Your problem is your ZTE does not have dd-wrt on it. You can make the second device run as a ROUTER but even if the ZTE can do simple routes it will not NAT the second subnet going to the internet. In the example they give they may have solved the problem of sending traffic between the subnets but did not add the line in the primary router that allows it to accept the second subnet for nat.

You are likely much better off using the ZTE as a modem letting the linksys run both subnets....not sure why you have 2 subnet anyway. The linksys can easily allow traffic to pass between the networks and send some traffic to the vpn and allow other to bypass it. It is much simpler having to configure only a single device.

Okay, let me try to answer and clarify why I require two subnets, I am in the US Armed Forces posted in Jordan, I require the ISP IP (local IP) to access local files etc, I cannot do that out of network, and I need the VPN for my son, to get US Channels and US Version of Netflix. ISP supplied ZTE (Model F668) does not allow modem only mode, so am not sure how I would achieve this?

I plan on adding a NAS to the ISP router for work files, and media for my son to access via plex and infuse, this is why access between subnets is required.

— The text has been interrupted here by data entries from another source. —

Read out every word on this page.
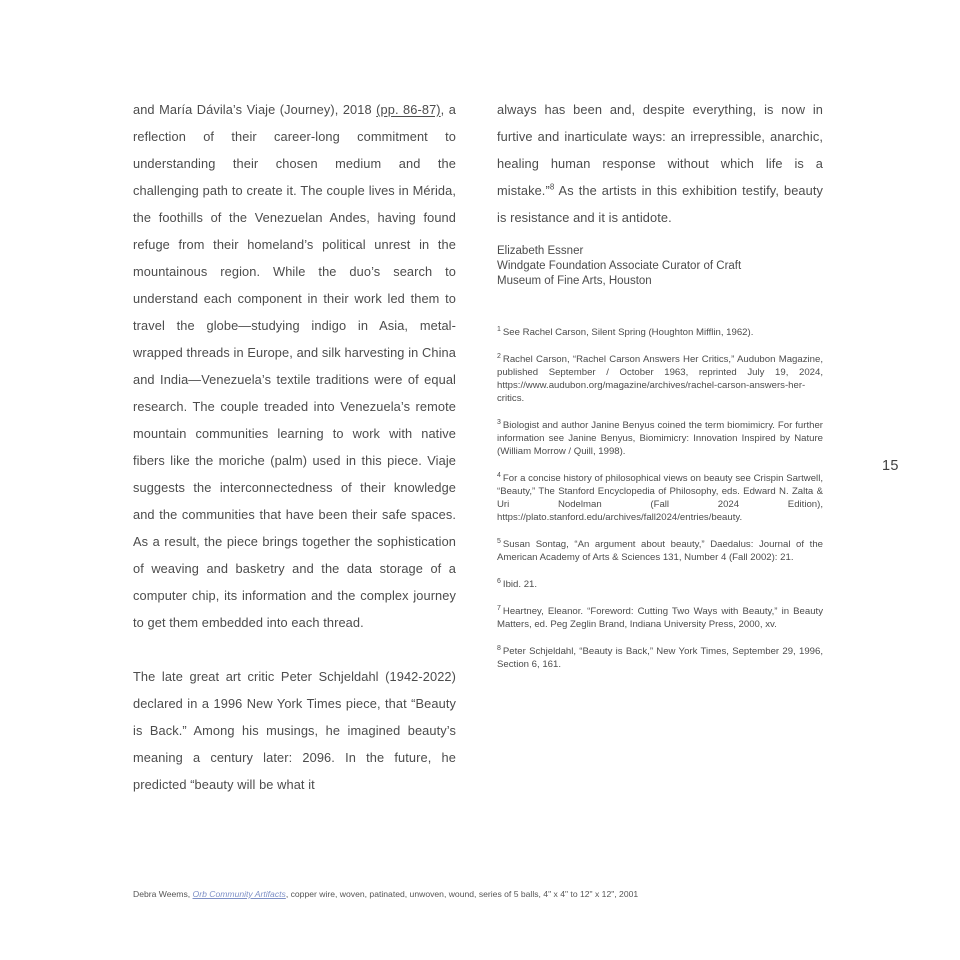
and María Dávila’s Viaje (Journey), 2018 (pp. 86-87), a reflection of their career-long commitment to understanding their chosen medium and the challenging path to create it. The couple lives in Mérida, the foothills of the Venezuelan Andes, having found refuge from their homeland’s political unrest in the mountainous region. While the duo’s search to understand each component in their work led them to travel the globe—studying indigo in Asia, metal-wrapped threads in Europe, and silk harvesting in China and India—Venezuela’s textile traditions were of equal research. The couple treaded into Venezuela’s remote mountain communities learning to work with native fibers like the moriche (palm) used in this piece. Viaje suggests the interconnectedness of their knowledge and the communities that have been their safe spaces. As a result, the piece brings together the sophistication of weaving and basketry and the data storage of a computer chip, its information and the complex journey to get them embedded into each thread.

The late great art critic Peter Schjeldahl (1942-2022) declared in a 1996 New York Times piece, that “Beauty is Back.” Among his musings, he imagined beauty’s meaning a century later: 2096. In the future, he predicted “beauty will be what it

always has been and, despite everything, is now in furtive and inarticulate ways: an irrepressible, anarchic, healing human response without which life is a mistake.”$^8$ As the artists in this exhibition testify, beauty is resistance and it is antidote.

Elizabeth Essner
Windgate Foundation Associate Curator of Craft
Museum of Fine Arts, Houston

$^1$ See Rachel Carson, Silent Spring (Houghton Mifflin, 1962).

$^2$ Rachel Carson, “Rachel Carson Answers Her Critics,” Audubon Magazine, published September / October 1963, reprinted July 19, 2024, https://www.audubon.org/magazine/archives/rachel-carson-answers-her-critics.

$^3$ Biologist and author Janine Benyus coined the term biomimicry. For further information see Janine Benyus, Biomimicry: Innovation Inspired by Nature (William Morrow / Quill, 1998).

$^4$ For a concise history of philosophical views on beauty see Crispin Sartwell, “Beauty,” The Stanford Encyclopedia of Philosophy, eds. Edward N. Zalta & Uri Nodelman (Fall 2024 Edition), https://plato.stanford.edu/archives/fall2024/entries/beauty.

$^5$ Susan Sontag, “An argument about beauty,” Daedalus: Journal of the American Academy of Arts & Sciences 131, Number 4 (Fall 2002): 21.

$^6$ Ibid. 21.

$^7$ Heartney, Eleanor. “Foreword: Cutting Two Ways with Beauty,” in Beauty Matters, ed. Peg Zeglin Brand, Indiana University Press, 2000, xv.

$^8$ Peter Schjeldahl, “Beauty is Back,” New York Times, September 29, 1996, Section 6, 161.

15
Debra Weems, Orb Community Artifacts, copper wire, woven, patinated, unwoven, wound, series of 5 balls, 4" x 4" to 12" x 12", 2001
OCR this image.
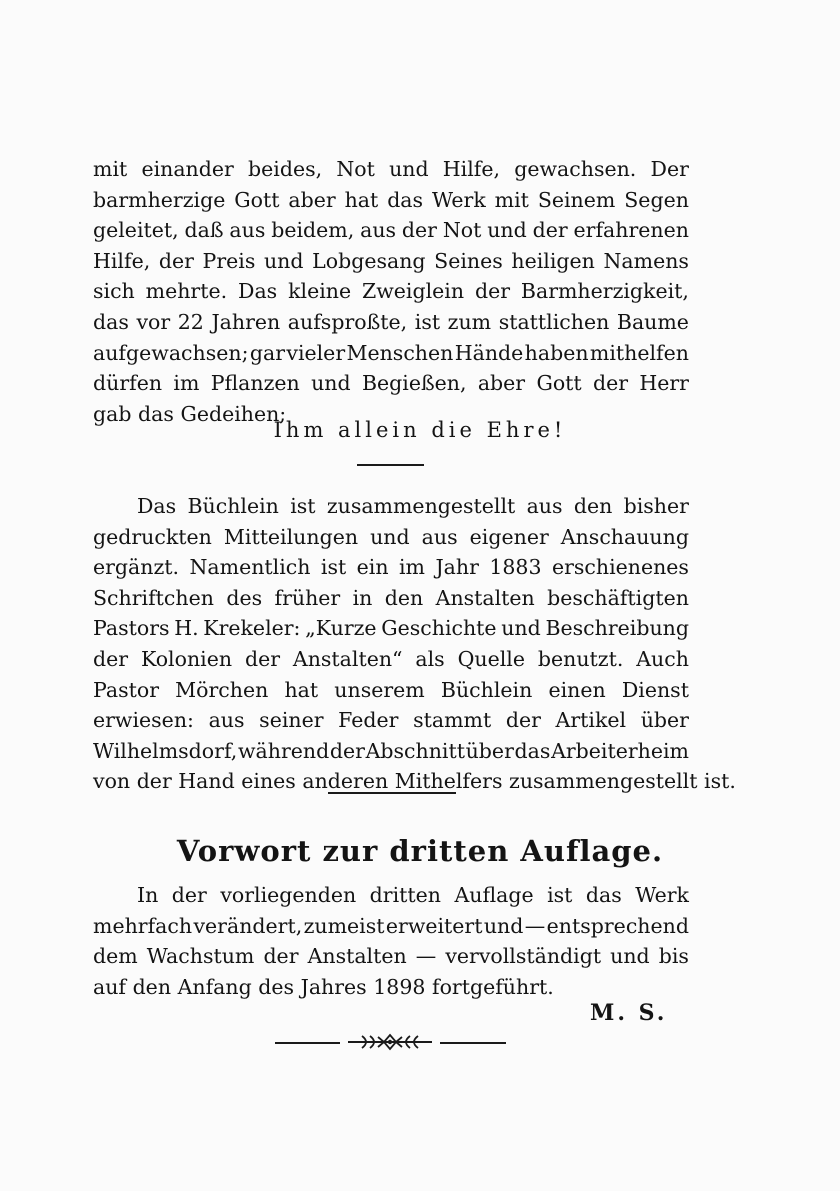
mit einander beides, Not und Hilfe, gewachsen. Der
barmherzige Gott aber hat das Werk mit Seinem Segen
geleitet, daß aus beidem, aus der Not und der erfahrenen
Hilfe, der Preis und Lobgesang Seines heiligen Namens
sich mehrte. Das kleine Zweiglein der Barmherzigkeit,
das vor 22 Jahren aufsproßte, ist zum stattlichen Baume
aufgewachsen; gar vieler Menschen Hände haben mithelfen
dürfen im Pflanzen und Begießen, aber Gott der Herr
gab das Gedeihen;
Ihm allein die Ehre!
Das Büchlein ist zusammengestellt aus den bisher
gedruckten Mitteilungen und aus eigener Anschauung
ergänzt. Namentlich ist ein im Jahr 1883 erschienenes
Schriftchen des früher in den Anstalten beschäftigten
Pastors H. Krekeler: „Kurze Geschichte und Beschreibung
der Kolonien der Anstalten“ als Quelle benutzt. Auch
Pastor Mörchen hat unserem Büchlein einen Dienst
erwiesen: aus seiner Feder stammt der Artikel über
Wilhelmsdorf, während der Abschnitt über das Arbeiterheim
von der Hand eines anderen Mithelfers zusammengestellt ist.
Vorwort zur dritten Auflage.
In der vorliegenden dritten Auflage ist das Werk
mehrfach verändert, zumeist erweitert und — entsprechend
dem Wachstum der Anstalten — vervollständigt und bis
auf den Anfang des Jahres 1898 fortgeführt.
M. S.
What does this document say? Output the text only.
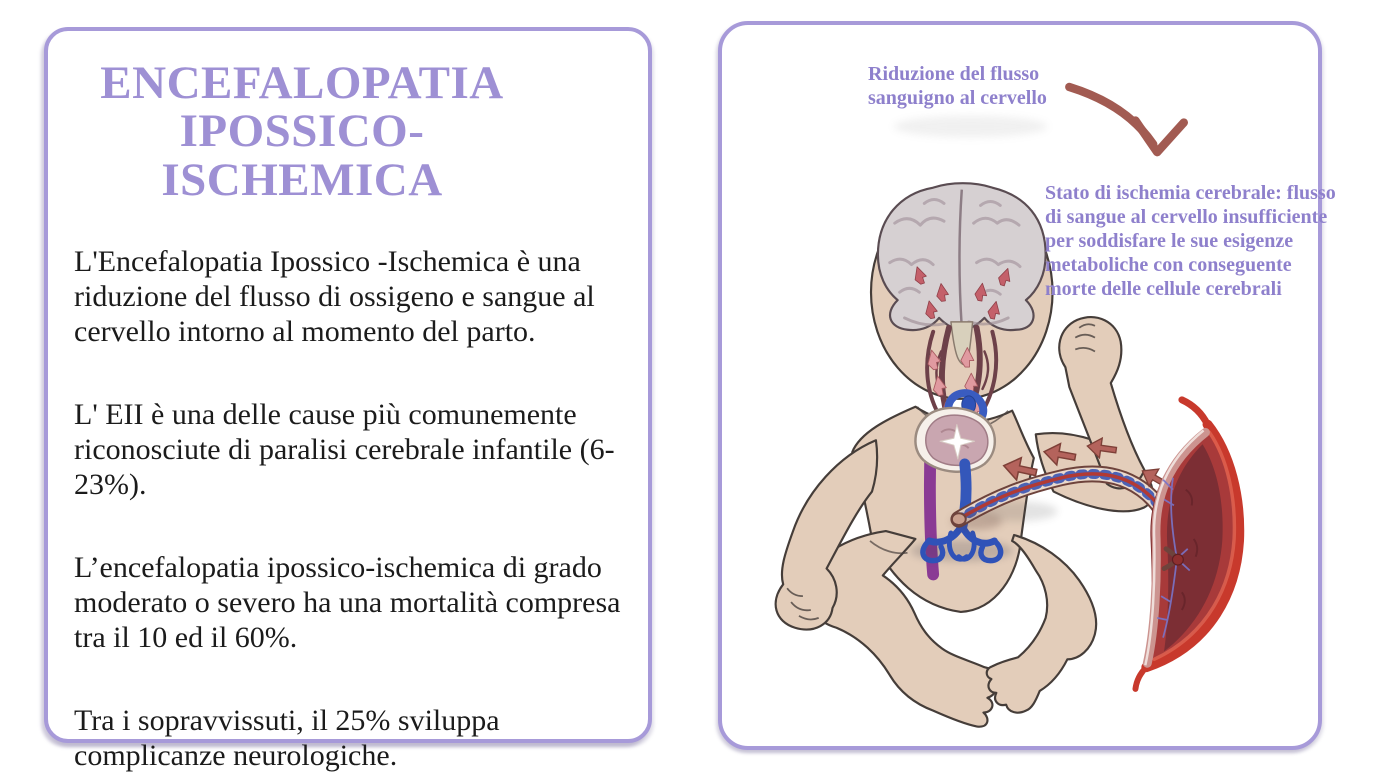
ENCEFALOPATIA IPOSSICO-ISCHEMICA

L'Encefalopatia Ipossico -Ischemica è una riduzione del flusso di ossigeno e sangue al cervello intorno al momento del parto.

L' EII è una delle cause più comunemente riconosciute di paralisi cerebrale infantile (6-23%).

L’encefalopatia ipossico-ischemica di grado moderato o severo ha una mortalità compresa tra il 10 ed il 60%.

Tra i sopravvissuti, il 25% sviluppa complicanze neurologiche.

Riduzione del flusso sanguigno al cervello
Stato di ischemia cerebrale: flusso di sangue al cervello insufficiente per soddisfare le sue esigenze metaboliche con conseguente morte delle cellule cerebrali
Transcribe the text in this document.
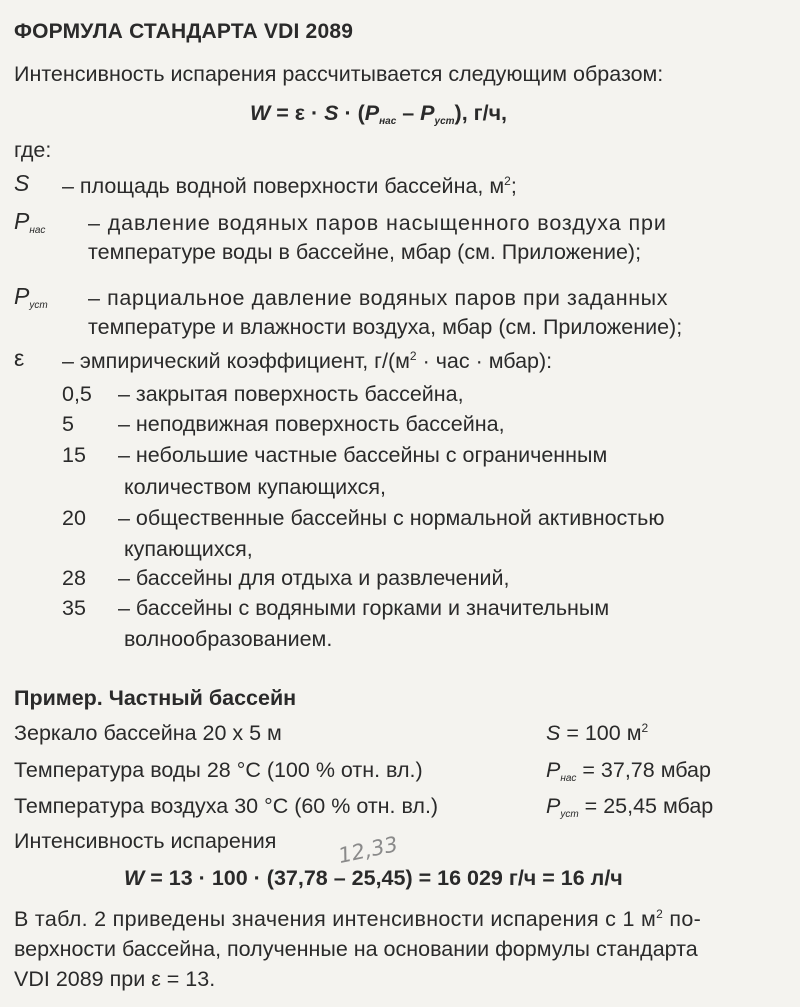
ФОРМУЛА СТАНДАРТА VDI 2089
Интенсивность испарения рассчитывается следующим образом:
$W = \varepsilon \cdot S \cdot (P_{нас} - P_{уст})$, г/ч,
где:
S – площадь водной поверхности бассейна, $м^2$;
$P_{нас}$ – давление водяных паров насыщенного воздуха при
температуре воды в бассейне, мбар (см. Приложение);
$P_{уст}$ – парциальное давление водяных паров при заданных
температуре и влажности воздуха, мбар (см. Приложение);
ε – эмпирический коэффициент, $г/(м^2$ · час · мбар):
0,5 – закрытая поверхность бассейна,
5 – неподвижная поверхность бассейна,
15 – небольшие частные бассейны с ограниченным
количеством купающихся,
20 – общественные бассейны с нормальной активностью
купающихся,
28 – бассейны для отдыха и развлечений,
35 – бассейны с водяными горками и значительным
волнообразованием.
Пример. Частный бассейн
Зеркало бассейна 20 x 5 м	S = 100 $м^2$
Температура воды 28 °С (100 % отн. вл.)	$P_{нас} = 37,78$ мбар
Температура воздуха 30 °С (60 % отн. вл.)	$P_{уст} = 25,45$ мбар
Интенсивность испарения	12,33
W = 13 · 100 · (37,78 – 25,45) = 16 029 г/ч = 16 л/ч
В табл. 2 приведены значения интенсивности испарения с 1 $м^2$ по-
верхности бассейна, полученные на основании формулы стандарта
VDI 2089 при ε = 13.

Any help in this matter will be appreciated.

 

[bill001g]

The network behind the second router can always get to things on the first router....again ignoring the vpn for now. All traffic will appear to come from the router IP address. It is as thought the second network did not really exist, this is how a default internet connection works.

The thing that is a pain is if for example you put the NAS behind the second router and wanted to access it from machines on the first. With a single device you can use port mapping to solve it.

When you have VPN you need to add an option that allows traffic to the main subnet to by pass the vpn tunnel.

If at all possible you need to not have a "server" type of function behind the second router.

 

[alphadog123]

The NAS I ordered has not yet arrived, so I am unable to test it, but I plan to put it behind the ISP router, not the VPN router. From what I understand, you are saying that if I place it behind the ISP router then the VPN router should be able to access it since the VPN router is receiving its lan IP from the ISP router? That sounds logical, however, I am unable to ping the ISP router from the VPN router when VPN is connected. Is there a way to solve this? Like, the VPN router NATs the local lan IP of the ISP network while other connections go via VPN?

Thanks!

 

[bill001g]

You need to tell the vpn to allow you to bypass the vpn tunnel for the ip addresses related to the network between the 2 routers. Some you must list all the ip individually most you can put in a subnet.

This is not just used to allow access to the local network it is also used for things that do not like vpn. Netflix for example blocks most vpn sites so you must put in the list of netflix servers so they go directly rather than via the vpn.

 

[Saga Lout]

Just a word to the wise; we're under a Spam attack which emenantes from different VPNs virtually changing every minute.

Today, the address you used to start this thread is being banned to stop the Spam but I hope you can find your way back here.